Background: Joint arthrodesis employing autogenous bone graft (autograft) remains a mainstay in the treatment of many foot and ankle problems. However, graft harvest can lead to perioperative morbidity and increased cost. We tested the hypothesis that purified recombinant human platelet-derived growth factor-BB (rhPDGF-BB) homodimer combined with an osteoconductive matrix (beta-tricalcium phosphate [β-TCP]) would be a safe and effective alternative to autograft.
Methods: A total of 434 patients were enrolled in thirty-seven clinical sites across North America in a prospective, randomized (2:1), controlled, non-inferiority clinical trial to compare the safety and efficacy of the combination rhPDGF-BB and β-TCP with those of autograft in patients requiring hindfoot or ankle arthrodesis. Radiographic, clinical, functional, and quality-of-life end points were assessed through fifty-two weeks postoperatively.

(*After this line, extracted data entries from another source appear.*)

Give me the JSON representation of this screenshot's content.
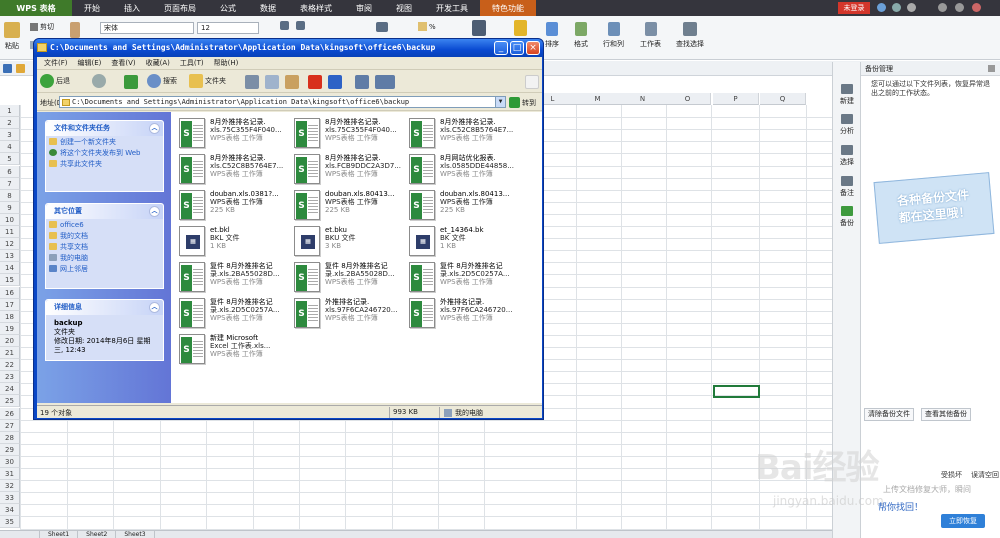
{
  "app": {
    "logo": "WPS 表格",
    "tabs": [
      "开始",
      "插入",
      "页面布局",
      "公式",
      "数据",
      "表格样式",
      "审阅",
      "视图",
      "开发工具",
      "特色功能"
    ],
    "login": "未登录"
  },
  "ribbon": {
    "paste": "粘贴",
    "cut": "剪切",
    "copy": "复制",
    "font_name": "宋体",
    "font_size": "12",
    "sort": "排序",
    "format": "格式",
    "row_col": "行和列",
    "sheet": "工作表",
    "find": "查找选择",
    "percent": "%"
  },
  "sheet": {
    "columns": [
      "L",
      "M",
      "N",
      "O",
      "P",
      "Q"
    ],
    "rows": [
      "1",
      "2",
      "3",
      "4",
      "5",
      "6",
      "7",
      "8",
      "9",
      "10",
      "11",
      "12",
      "13",
      "14",
      "15",
      "16",
      "17",
      "18",
      "19",
      "20",
      "21",
      "22",
      "23",
      "24",
      "25",
      "26",
      "27",
      "28",
      "29",
      "30",
      "31",
      "32",
      "33",
      "34",
      "35"
    ],
    "tabs": [
      "Sheet1",
      "Sheet2",
      "Sheet3"
    ]
  },
  "sidebar": {
    "items": [
      {
        "label": "新建",
        "icon": "new-icon"
      },
      {
        "label": "分析",
        "icon": "analyze-icon"
      },
      {
        "label": "选择",
        "icon": "select-icon"
      },
      {
        "label": "备注",
        "icon": "note-icon"
      },
      {
        "label": "备份",
        "icon": "backup-icon"
      }
    ]
  },
  "backup": {
    "title": "备份管理",
    "desc": "您可以通过以下文件列表，恢复异常退出之前的工作状态。",
    "promo_line1": "各种备份文件",
    "promo_line2": "都在这里哦！",
    "clear_btn": "清除备份文件",
    "view_btn": "查看其他备份",
    "bottom_left": "受损坏",
    "bottom_right": "误清空回",
    "help": "帮你找回！",
    "restore": "立即恢复",
    "promo_text": "上传文档修复大师，瞬间"
  },
  "explorer": {
    "title": "C:\\Documents and Settings\\Administrator\\Application Data\\kingsoft\\office6\\backup",
    "menus": [
      "文件(F)",
      "编辑(E)",
      "查看(V)",
      "收藏(A)",
      "工具(T)",
      "帮助(H)"
    ],
    "back": "后退",
    "search": "搜索",
    "folders": "文件夹",
    "address_label": "地址(D)",
    "address": "C:\\Documents and Settings\\Administrator\\Application Data\\kingsoft\\office6\\backup",
    "go": "转到",
    "tasks_title": "文件和文件夹任务",
    "tasks": [
      "创建一个新文件夹",
      "将这个文件夹发布到 Web",
      "共享此文件夹"
    ],
    "other_title": "其它位置",
    "other": [
      "office6",
      "我的文档",
      "共享文档",
      "我的电脑",
      "网上邻居"
    ],
    "details_title": "详细信息",
    "details_name": "backup",
    "details_type": "文件夹",
    "details_date": "修改日期: 2014年8月6日 星期三, 12:43",
    "status_count": "19 个对象",
    "status_size": "993 KB",
    "status_loc": "我的电脑",
    "files": [
      {
        "l1": "8月外推排名记录.",
        "l2": "xls.75C355F4F040...",
        "l3": "WPS表格 工作簿",
        "kind": "s"
      },
      {
        "l1": "8月外推排名记录.",
        "l2": "xls.75C355F4F040...",
        "l3": "WPS表格 工作簿",
        "kind": "s"
      },
      {
        "l1": "8月外推排名记录.",
        "l2": "xls.C52C8B5764E7...",
        "l3": "WPS表格 工作簿",
        "kind": "s"
      },
      {
        "l1": "8月外推排名记录.",
        "l2": "xls.C52C8B5764E7...",
        "l3": "WPS表格 工作簿",
        "kind": "s"
      },
      {
        "l1": "8月外推排名记录.",
        "l2": "xls.FCB9DDC2A3D7...",
        "l3": "WPS表格 工作簿",
        "kind": "s"
      },
      {
        "l1": "8月网站优化报表.",
        "l2": "xls.0585DDE44858...",
        "l3": "WPS表格 工作簿",
        "kind": "s"
      },
      {
        "l1": "douban.xls.0381?...",
        "l2": "WPS表格 工作簿",
        "l3": "225 KB",
        "kind": "s"
      },
      {
        "l1": "douban.xls.80413...",
        "l2": "WPS表格 工作簿",
        "l3": "225 KB",
        "kind": "s"
      },
      {
        "l1": "douban.xls.80413...",
        "l2": "WPS表格 工作簿",
        "l3": "225 KB",
        "kind": "s"
      },
      {
        "l1": "et.bkl",
        "l2": "BKL 文件",
        "l3": "1 KB",
        "kind": "bk"
      },
      {
        "l1": "et.bku",
        "l2": "BKU 文件",
        "l3": "3 KB",
        "kind": "bk"
      },
      {
        "l1": "et_14364.bk",
        "l2": "BK 文件",
        "l3": "1 KB",
        "kind": "bk"
      },
      {
        "l1": "复件 8月外推排名记",
        "l2": "录.xls.2BA55028D...",
        "l3": "WPS表格 工作簿",
        "kind": "s"
      },
      {
        "l1": "复件 8月外推排名记",
        "l2": "录.xls.2BA55028D...",
        "l3": "WPS表格 工作簿",
        "kind": "s"
      },
      {
        "l1": "复件 8月外推排名记",
        "l2": "录.xls.2D5C0257A...",
        "l3": "WPS表格 工作簿",
        "kind": "s"
      },
      {
        "l1": "复件 8月外推排名记",
        "l2": "录.xls.2D5C0257A...",
        "l3": "WPS表格 工作簿",
        "kind": "s"
      },
      {
        "l1": "外推排名记录.",
        "l2": "xls.97F6CA246720...",
        "l3": "WPS表格 工作簿",
        "kind": "s"
      },
      {
        "l1": "外推排名记录.",
        "l2": "xls.97F6CA246720...",
        "l3": "WPS表格 工作簿",
        "kind": "s"
      },
      {
        "l1": "新建 Microsoft",
        "l2": "Excel 工作表.xls...",
        "l3": "WPS表格 工作簿",
        "kind": "s"
      }
    ]
  },
  "watermark": {
    "text": "Bai经验",
    "sub": "jingyan.baidu.com"
  },
  "colors": {
    "accent": "#0a47c6",
    "wps_green": "#3f7a2a",
    "selection": "#207a3a"
  }
}
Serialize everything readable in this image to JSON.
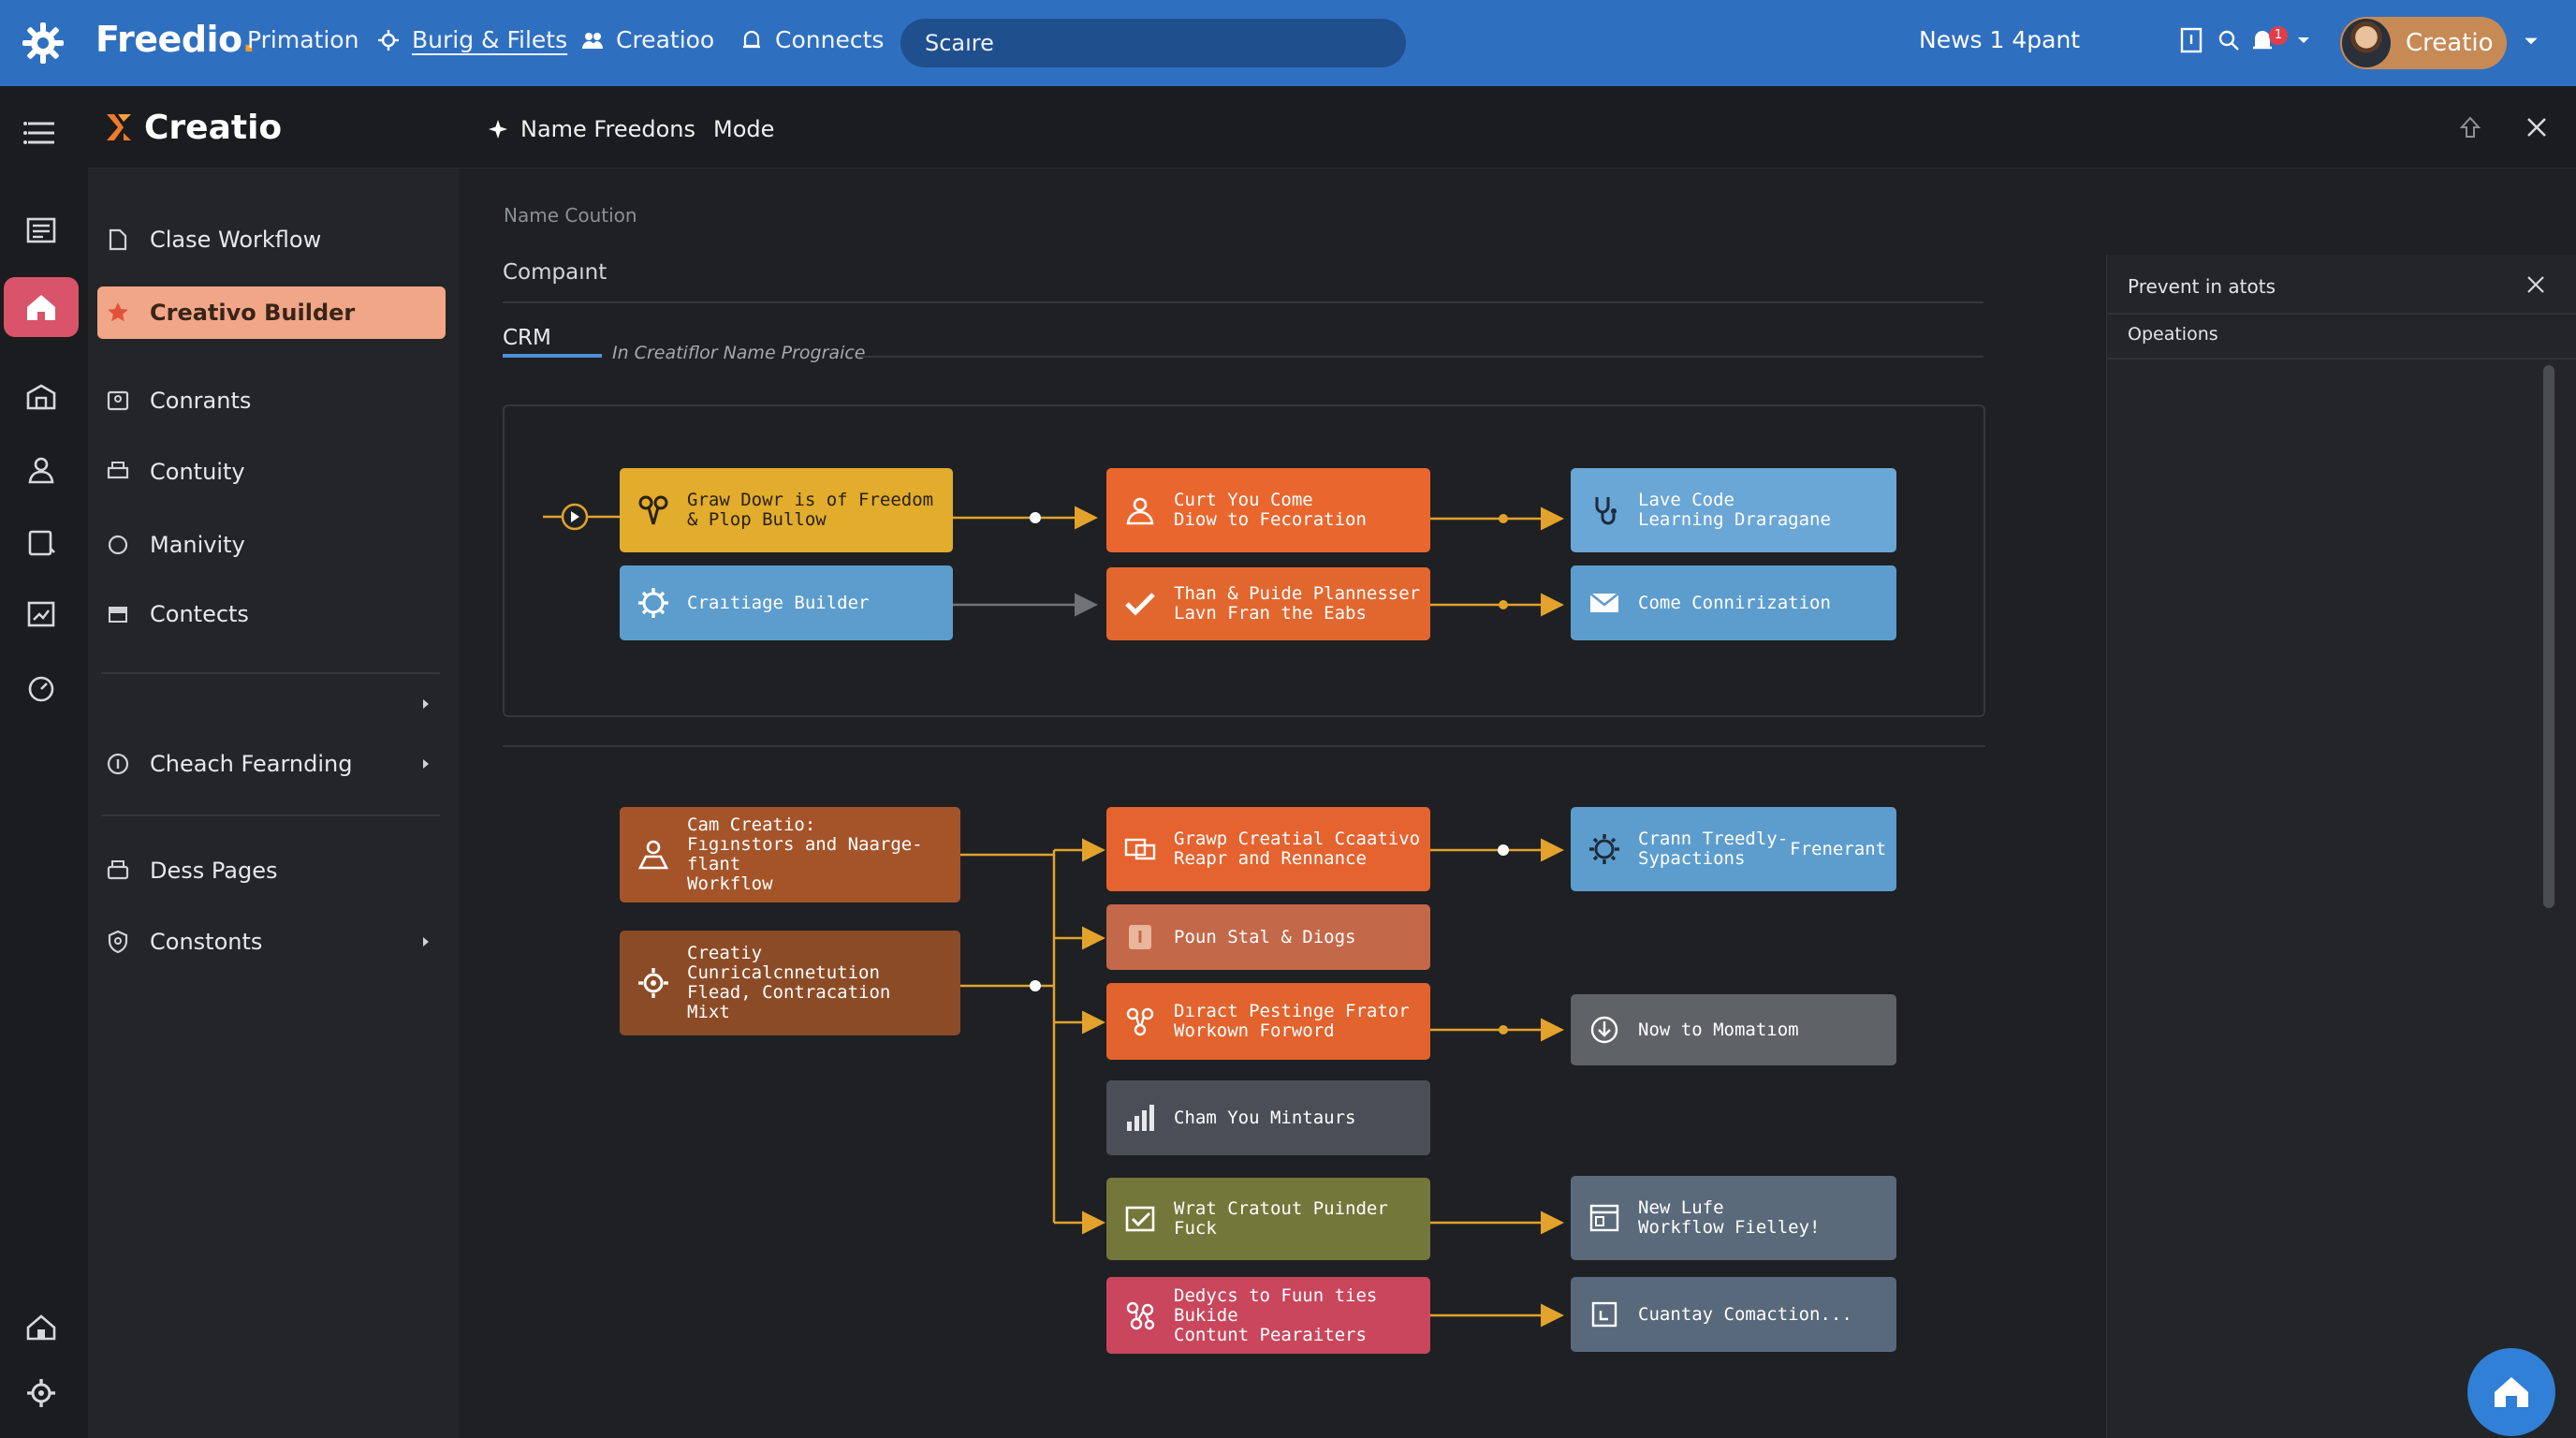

Results: Two hundred and sixty patients (394 joints) underwent arthrodesis with use of rhPDGF-BB/β-TCP. One hundred and thirty-seven patients (203 joints) underwent arthrodesis with use of autograft. With regard to the primary end point, 159 patients (61.2% [262 joints (66.5%)]) in the rhPDGF-BB/β-TCP group and eighty-five patients (62.0% [127 joints (62.6%)]) in the autograft group were fused as determined by computed tomography at six months (p < 0.05). Clinically, 224 patients (86.2%) [348 joints (88.3%)]) in the rhPDGF-BB/β-TCP group were considered healed at fifty-two weeks, compared with 120 patients (87.6% [177 joints (87.2%)] in the autograft group (p = 0.008). Overall, fourteen of sixteen secondary end points at twenty-four weeks and fifteen of sixteen secondary end points at fifty-two weeks demonstrated statistical non-inferiority between the groups, and patients in the rhPDGF-BB/β-TCP group were found to have less pain and an improved safety profile.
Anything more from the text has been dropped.